Mis à l’abri à Camp David, le président découvre un pays en train de s’écrouler sur lui-même. Reste à savoir qui a lancé cette cyberattaque et surtout qu’elle est sa suite. 


Scénario captivant car très réaliste de Daniel Pecqueur mis en images par Denys. Il n’y a pas encore de véritable personnage principal mais la présentation de plusieurs « héros » (un agent de la CIA à Paris, un citoyen lambda, le président…) qui serviront aux différents arcs narratifs de la « Cyberwar » s’annonçant comme passionnante. 

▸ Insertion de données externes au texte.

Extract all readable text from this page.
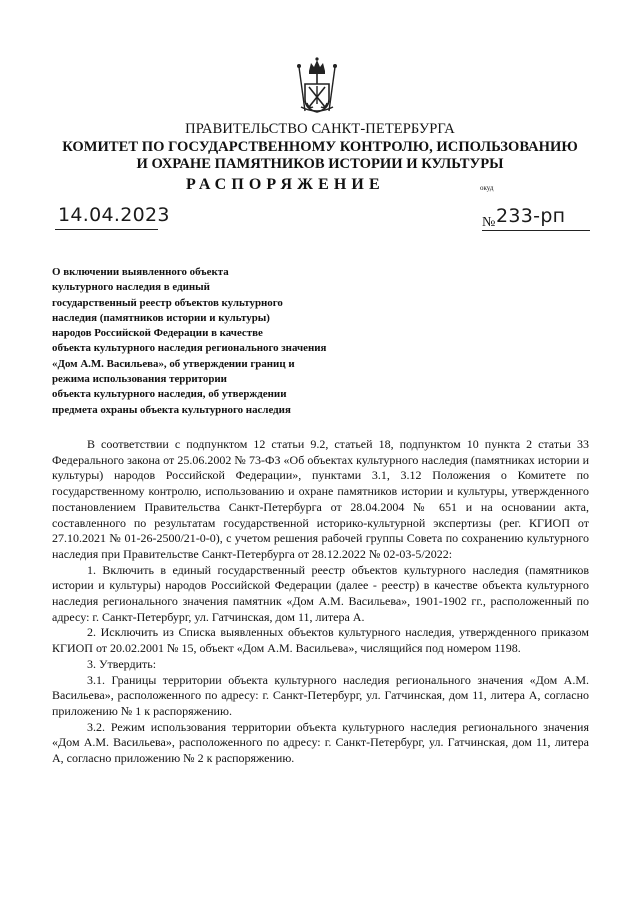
ПРАВИТЕЛЬСТВО САНКТ-ПЕТЕРБУРГА
КОМИТЕТ ПО ГОСУДАРСТВЕННОМУ КОНТРОЛЮ, ИСПОЛЬЗОВАНИЮ
И ОХРАНЕ ПАМЯТНИКОВ ИСТОРИИ И КУЛЬТУРЫ
РАСПОРЯЖЕНИЕ	окуд
14.04.2023	№ 233-рп
О включении выявленного объекта
культурного наследия в единый
государственный реестр объектов культурного
наследия (памятников истории и культуры)
народов Российской Федерации в качестве
объекта культурного наследия регионального значения
«Дом А.М. Васильева», об утверждении границ и
режима использования территории
объекта культурного наследия, об утверждении
предмета охраны объекта культурного наследия

В соответствии с подпунктом 12 статьи 9.2, статьей 18, подпунктом 10 пункта 2 статьи 33 Федерального закона от 25.06.2002 № 73-ФЗ «Об объектах культурного наследия (памятниках истории и культуры) народов Российской Федерации», пунктами 3.1, 3.12 Положения о Комитете по государственному контролю, использованию и охране памятников истории и культуры, утвержденного постановлением Правительства Санкт-Петербурга от 28.04.2004 № 651 и на основании акта, составленного по результатам государственной историко-культурной экспертизы (рег. КГИОП от 27.10.2021 № 01-26-2500/21-0-0), с учетом решения рабочей группы Совета по сохранению культурного наследия при Правительстве Санкт-Петербурга от 28.12.2022 № 02-03-5/2022:

1. Включить в единый государственный реестр объектов культурного наследия (памятников истории и культуры) народов Российской Федерации (далее - реестр) в качестве объекта культурного наследия регионального значения памятник «Дом А.М. Васильева», 1901-1902 гг., расположенный по адресу: г. Санкт-Петербург, ул. Гатчинская, дом 11, литера А.

2. Исключить из Списка выявленных объектов культурного наследия, утвержденного приказом КГИОП от 20.02.2001 № 15, объект «Дом А.М. Васильева», числящийся под номером 1198.

3. Утвердить:

3.1. Границы территории объекта культурного наследия регионального значения «Дом А.М. Васильева», расположенного по адресу: г. Санкт-Петербург, ул. Гатчинская, дом 11, литера А, согласно приложению № 1 к распоряжению.

3.2. Режим использования территории объекта культурного наследия регионального значения «Дом А.М. Васильева», расположенного по адресу: г. Санкт-Петербург, ул. Гатчинская, дом 11, литера А, согласно приложению № 2 к распоряжению.
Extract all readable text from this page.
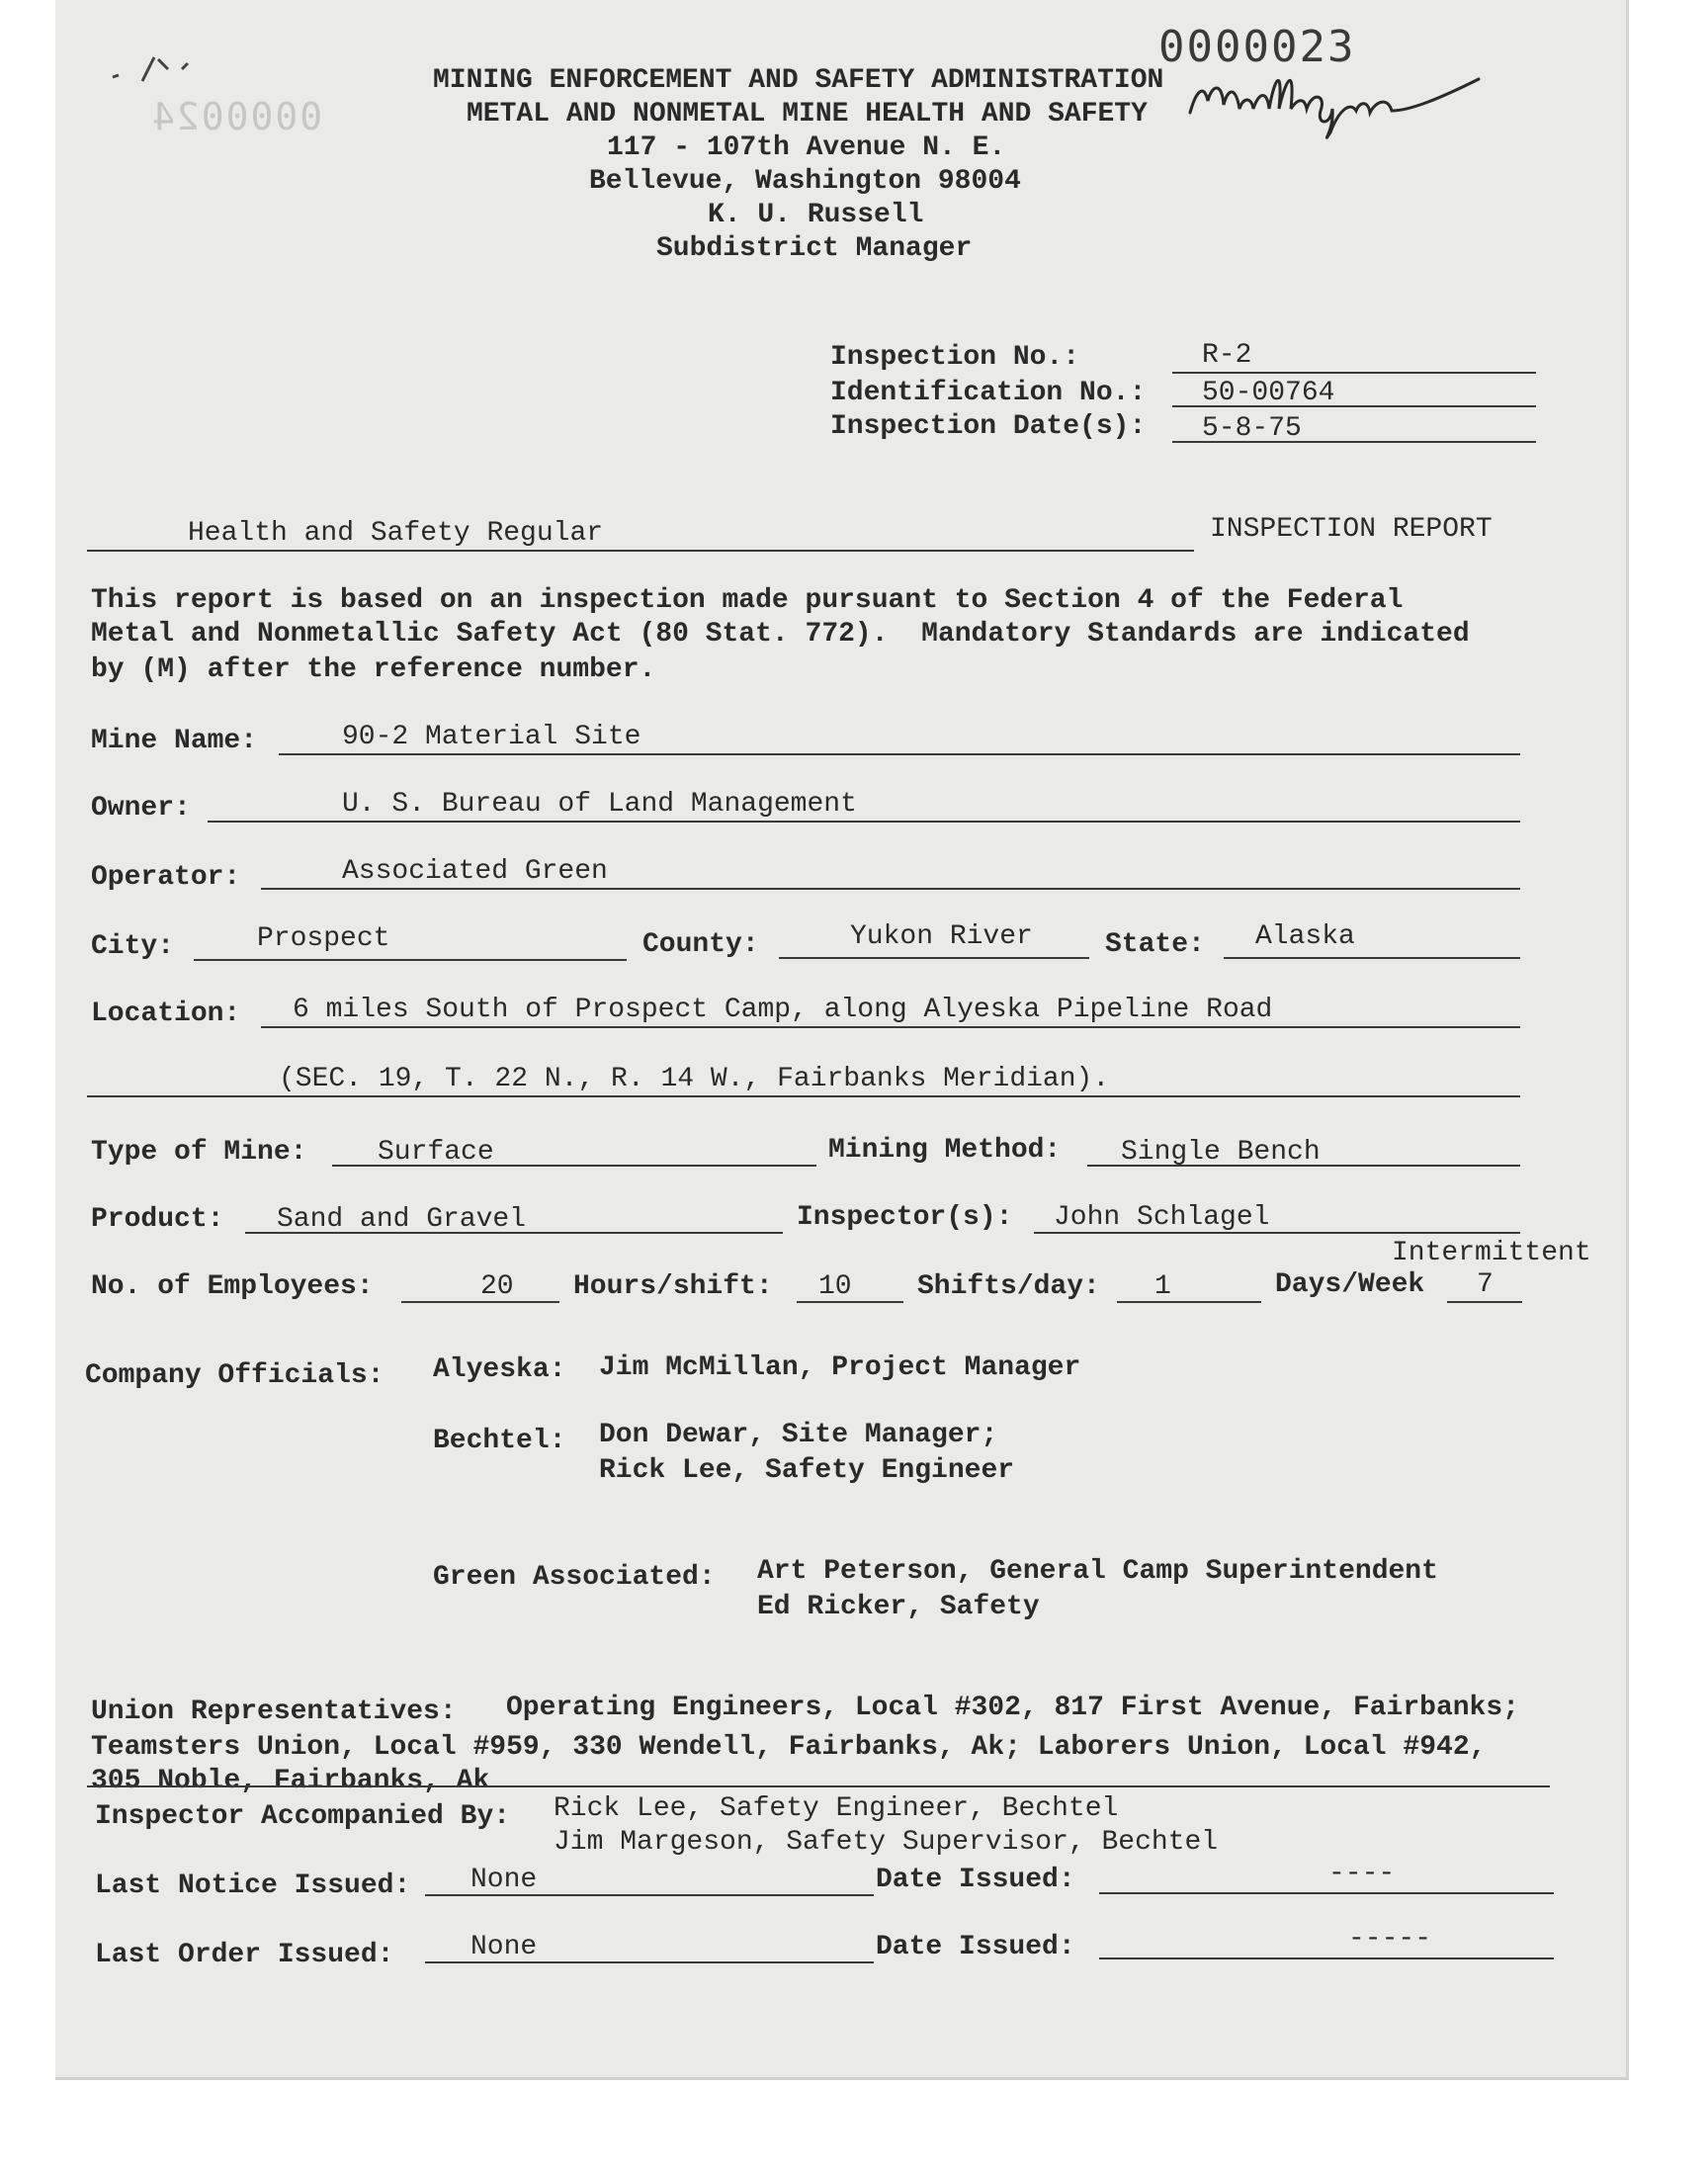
0000023
0000024
MINING ENFORCEMENT AND SAFETY ADMINISTRATION
METAL AND NONMETAL MINE HEALTH AND SAFETY
117 - 107th Avenue N. E.
Bellevue, Washington 98004
K. U. Russell
Subdistrict Manager
Inspection No.:	R-2
Identification No.: 50-00764
Inspection Date(s): 5-8-75
Health and Safety Regular	INSPECTION REPORT
This report is based on an inspection made pursuant to Section 4 of the Federal
Metal and Nonmetallic Safety Act (80 Stat. 772).  Mandatory Standards are indicated
by (M) after the reference number.
Mine Name:	90-2 Material Site
Owner:	U. S. Bureau of Land Management
Operator:	Associated Green
City:	Prospect	County:	Yukon River	State: Alaska
Location: 6 miles South of Prospect Camp, along Alyeska Pipeline Road
(SEC. 19, T. 22 N., R. 14 W., Fairbanks Meridian).
Type of Mine:	Surface	Mining Method: Single Bench
Product: Sand and Gravel	Inspector(s): John Schlagel
Intermittent
No. of Employees:	20 Hours/shift: 10 Shifts/day: 1	Days/Week 7
Company Officials: Alyeska: Jim McMillan, Project Manager
Bechtel: Don Dewar, Site Manager;
Rick Lee, Safety Engineer
Green Associated: Art Peterson, General Camp Superintendent
Ed Ricker, Safety
Union Representatives: Operating Engineers, Local #302, 817 First Avenue, Fairbanks;
Teamsters Union, Local #959, 330 Wendell, Fairbanks, Ak; Laborers Union, Local #942,
305 Noble, Fairbanks, Ak
Inspector Accompanied By: Rick Lee, Safety Engineer, Bechtel
Jim Margeson, Safety Supervisor, Bechtel
Last Notice Issued: None	Date Issued:	----
Last Order Issued:	None	Date Issued:	-----
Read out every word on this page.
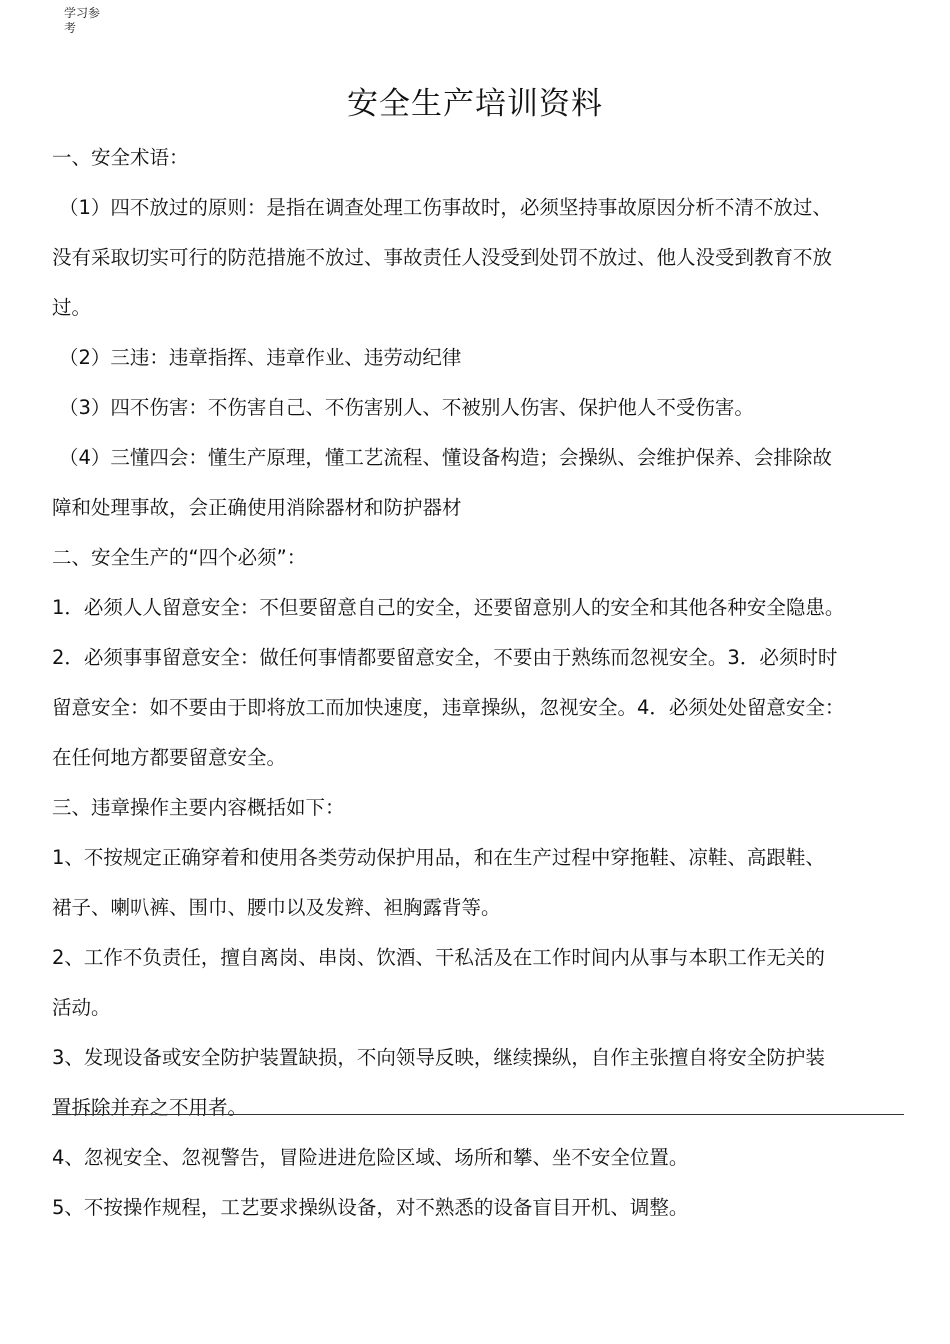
学习参
考
安全生产培训资料

一、安全术语：

（1）四不放过的原则：是指在调查处理工伤事故时，必须坚持事故原因分析不清不放过、

没有采取切实可行的防范措施不放过、事故责任人没受到处罚不放过、他人没受到教育不放

过。

（2）三违：违章指挥、违章作业、违劳动纪律

（3）四不伤害：不伤害自己、不伤害别人、不被别人伤害、保护他人不受伤害。

（4）三懂四会：懂生产原理，懂工艺流程、懂设备构造；会操纵、会维护保养、会排除故

障和处理事故，会正确使用消除器材和防护器材

二、安全生产的“四个必须”：

1．必须人人留意安全：不但要留意自己的安全，还要留意别人的安全和其他各种安全隐患。

2．必须事事留意安全：做任何事情都要留意安全，不要由于熟练而忽视安全。3．必须时时

留意安全：如不要由于即将放工而加快速度，违章操纵，忽视安全。4．必须处处留意安全：

在任何地方都要留意安全。

三、违章操作主要内容概括如下：

1、不按规定正确穿着和使用各类劳动保护用品，和在生产过程中穿拖鞋、凉鞋、高跟鞋、

裙子、喇叭裤、围巾、腰巾以及发辫、袒胸露背等。

2、工作不负责任，擅自离岗、串岗、饮酒、干私活及在工作时间内从事与本职工作无关的

活动。

3、发现设备或安全防护装置缺损，不向领导反映，继续操纵，自作主张擅自将安全防护装

置拆除并弃之不用者。

4、忽视安全、忽视警告，冒险进进危险区域、场所和攀、坐不安全位置。

5、不按操作规程，工艺要求操纵设备，对不熟悉的设备盲目开机、调整。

« Cyberwar » (tome 1), Delcourt, 14,50 €

vendredi 16 novembre 2018

BD - Des Dieux en perdition



Adapté d’un roman de Nail Gaiman, « American Gods » s’offre une intégrale très copieuse. Les 9 chapitres adaptés par Craig Russell et dessinés par Scott Hampton. Ombre, prisonnier sur le point de finir sa peine, se réjouit de sortir et rejoindre sa femme. Mais deux jours avant la date fatidique, il doit enterrer sa femme. Morte en voiture avec son meilleur ami qui lui avait promis du travail. 


Accident causé par un manque d’attention du conducteur en raison de la fellation réalisée par l’épouse du copain toujours à l’ombre lors des faits. Ombre voit son monde s’écrouler. Une proie parfaite pour un certain Mister Voyageur, par ailleurs ancien Dieu connu sous le nom d’Odin. 
Ombre et Odin vont sillonner l’Amérique pour reprendre le pouvoir face à ces nouveaux maîtres du pays que sont internet, la télévision et les fake news. 
De la SF très noire, mais qui se déroule pourtant déjà devant nos yeux, le pire de ces nouveaux Dieux étant au pouvoir depuis peu dans ce pays sans mémoire que sont les USA.  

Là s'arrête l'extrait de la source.